There’s another strategy you can use for JRuby, which is more like FFI: you define the logic you want in pure Java, and then tell JRuby to expose that to Ruby, mapping data types between the two runtimes. I tried that for this problem and it ended up being slower, so I went with the approach above which uses the JRuby APIs directly.

Next thing we need is code to compile it. Find the Rakefile from the C example and modify it like so: we need to define a different compiler task based on which runtime we’re using.

# Rakefile

spec = Gem::Specification.load('faye-websocket.gemspec')

if RUBY_PLATFORM =~ /java/
  require 'rake/javaextensiontask'
  Rake::JavaExtensionTask.new('faye_websocket', spec)
else
  require 'rake/extensiontask'
  Rake::ExtensionTask.new('faye_websocket', spec)
end

You should be able to run rake compile on JRuby and it should just work. It will create a new file in lib called faye_websocket.jar, which is the compiled Java bytecode package.

We also need a little more glue to load this code on JRuby, and we need some additional logic to map our intended single method WebSocket.mask() onto the Java method WebSocketMask#mask(). Create the file lib/faye.rb with this content:

# lib/faye.rb

# This loads either faye_websocket.so, faye_websocket.bundle or
# faye_websocket.jar, depending on your Ruby platform and OS
require File.expand_path('../faye_websocket', __FILE__)

module Faye
  module WebSocket
    
    if RUBY_PLATFORM =~ /java/
      require 'jruby'
      com.jcoglan.faye.FayeWebSocketService.new.basicLoad(JRuby.runtime)
      
      def self.mask(*args)
        @mask ||= WebSocketMask.new
        @mask.mask(*args)
      end
    end
    
  end
end

As you can see, we need to use the JRuby API to load the extension when running on JRuby. This code will load the native code and then add any glue we need to make everything work correctly. If you run rake compile && irb -r ./lib/faye on either MRI or JRuby you’ll find that the Faye::WebSocket.mask() method works as expected.
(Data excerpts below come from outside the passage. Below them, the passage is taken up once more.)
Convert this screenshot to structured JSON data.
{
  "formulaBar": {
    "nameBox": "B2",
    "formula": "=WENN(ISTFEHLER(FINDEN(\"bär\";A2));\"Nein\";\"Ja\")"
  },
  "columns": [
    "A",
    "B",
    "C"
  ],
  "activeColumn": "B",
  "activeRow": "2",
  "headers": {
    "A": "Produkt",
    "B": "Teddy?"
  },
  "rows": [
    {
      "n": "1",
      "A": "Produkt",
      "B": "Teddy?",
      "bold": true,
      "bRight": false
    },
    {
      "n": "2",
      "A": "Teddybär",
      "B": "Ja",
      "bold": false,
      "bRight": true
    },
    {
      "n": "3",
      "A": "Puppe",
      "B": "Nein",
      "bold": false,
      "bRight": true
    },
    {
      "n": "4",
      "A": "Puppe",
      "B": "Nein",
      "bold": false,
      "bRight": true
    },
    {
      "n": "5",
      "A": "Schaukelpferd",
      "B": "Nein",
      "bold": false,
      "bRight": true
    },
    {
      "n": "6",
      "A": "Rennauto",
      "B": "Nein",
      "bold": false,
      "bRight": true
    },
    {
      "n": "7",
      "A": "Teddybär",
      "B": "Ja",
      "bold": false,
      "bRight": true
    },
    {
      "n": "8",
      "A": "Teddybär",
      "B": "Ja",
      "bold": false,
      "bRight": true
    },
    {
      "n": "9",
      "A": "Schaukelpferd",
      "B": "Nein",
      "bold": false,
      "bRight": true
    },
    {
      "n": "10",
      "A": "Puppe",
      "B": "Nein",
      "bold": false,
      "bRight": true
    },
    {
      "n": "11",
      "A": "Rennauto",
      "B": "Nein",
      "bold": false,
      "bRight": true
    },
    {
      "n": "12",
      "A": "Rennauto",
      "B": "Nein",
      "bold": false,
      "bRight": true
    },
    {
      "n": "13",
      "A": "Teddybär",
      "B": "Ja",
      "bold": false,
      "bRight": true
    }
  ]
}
Finally there’s the question of packaging. Unlike compiled C code, compiled Java code is portable to any JVM, so JRuby extensions are not compiled on site. Instead, you put the .jar file in your gem. Your gemspec needs to tell Rubygems to compile on site for MRI, but include the .jar for JRuby.

# faye-webosocket.gemspec

Gem::Specification.new do |s|
  s.name    = "faye-websocket"
  s.version = "0.4.0"
  s.summary = "WebSockets for Ruby"
  s.author  = "James Coglan"
  
  files = Dir.glob("ext/**/*.{c,java,rb}") +
          Dir.glob("lib/**/*.rb")
  
  if RUBY_PLATFORM =~ /java/
    s.platform = "java"
    files << "lib/faye_websocket.jar"
  else
    s.extensions << "ext/faye_websocket/extconf.rb"
  end
  
  s.files = files
  
  s.add_development_dependency "rake-compiler"
end

I’ve put "lib/faye_websocket.jar" as an explicit addition rather than including it in the Dir.glob for two reasons: you don’t want it in the MRI gem, and you want gem build to fail if the file is missing when building on JRuby, which can easily happen if you forget.
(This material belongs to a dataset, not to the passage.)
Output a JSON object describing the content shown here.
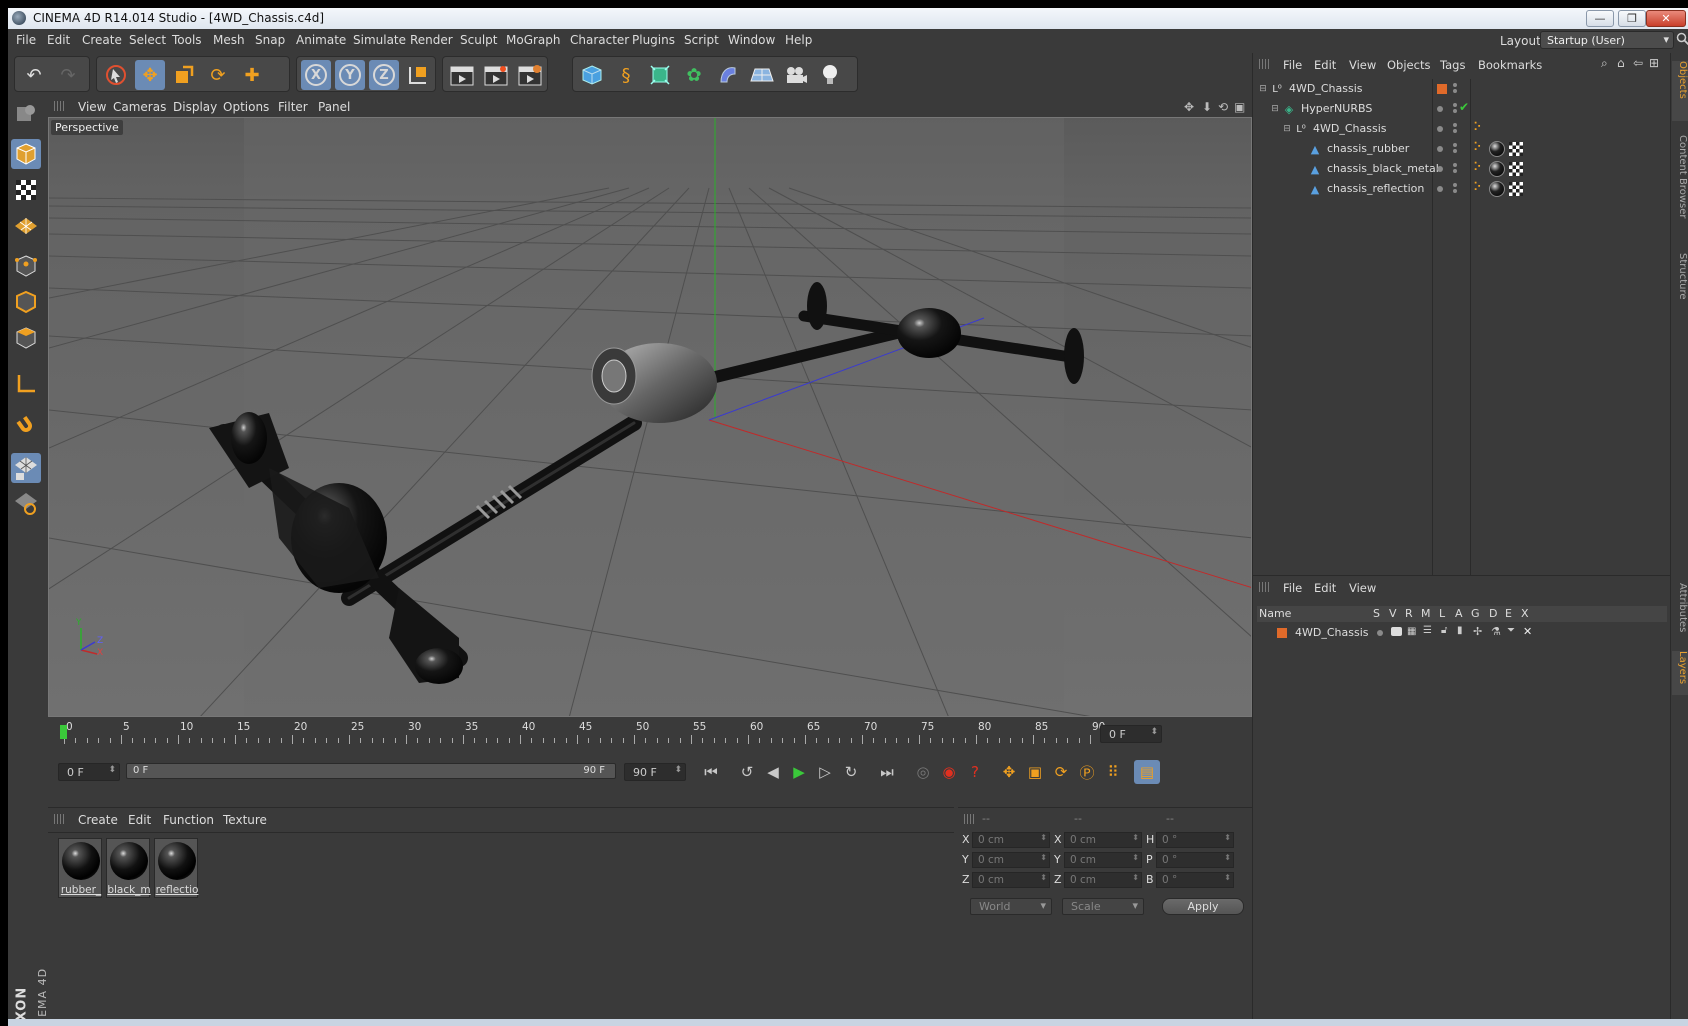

Now the final part, which isn’t obvious the first time you do this: you need to release two gems, one generic one and one for JRuby. The s.platform = "java" line means you’ll get a different gem file when building on JRuby. All you need to do is build the gem on two different platforms, and remember to compile before building the JRuby gems.

$ rbenv shell 1.9.3-p194 
$ gem build faye-websocket.gemspec 
  Successfully built RubyGem
  Name: faye-websocket
  Version: 0.4.0
  File: faye-websocket-0.4.0.gem

$ rbenv shell jruby-1.6.7 
$ rake compile
install -c tmp/java/faye_websocket/faye_websocket.jar lib/faye_websocket.jar
$ gem build faye-websocket.gemspec 
  Successfully built RubyGem
  Name: faye-websocket
  Version: 0.4.0
  File: faye-websocket-0.4.0-java.gem

Just push those two gem files to Rubygems.org, and you’re done.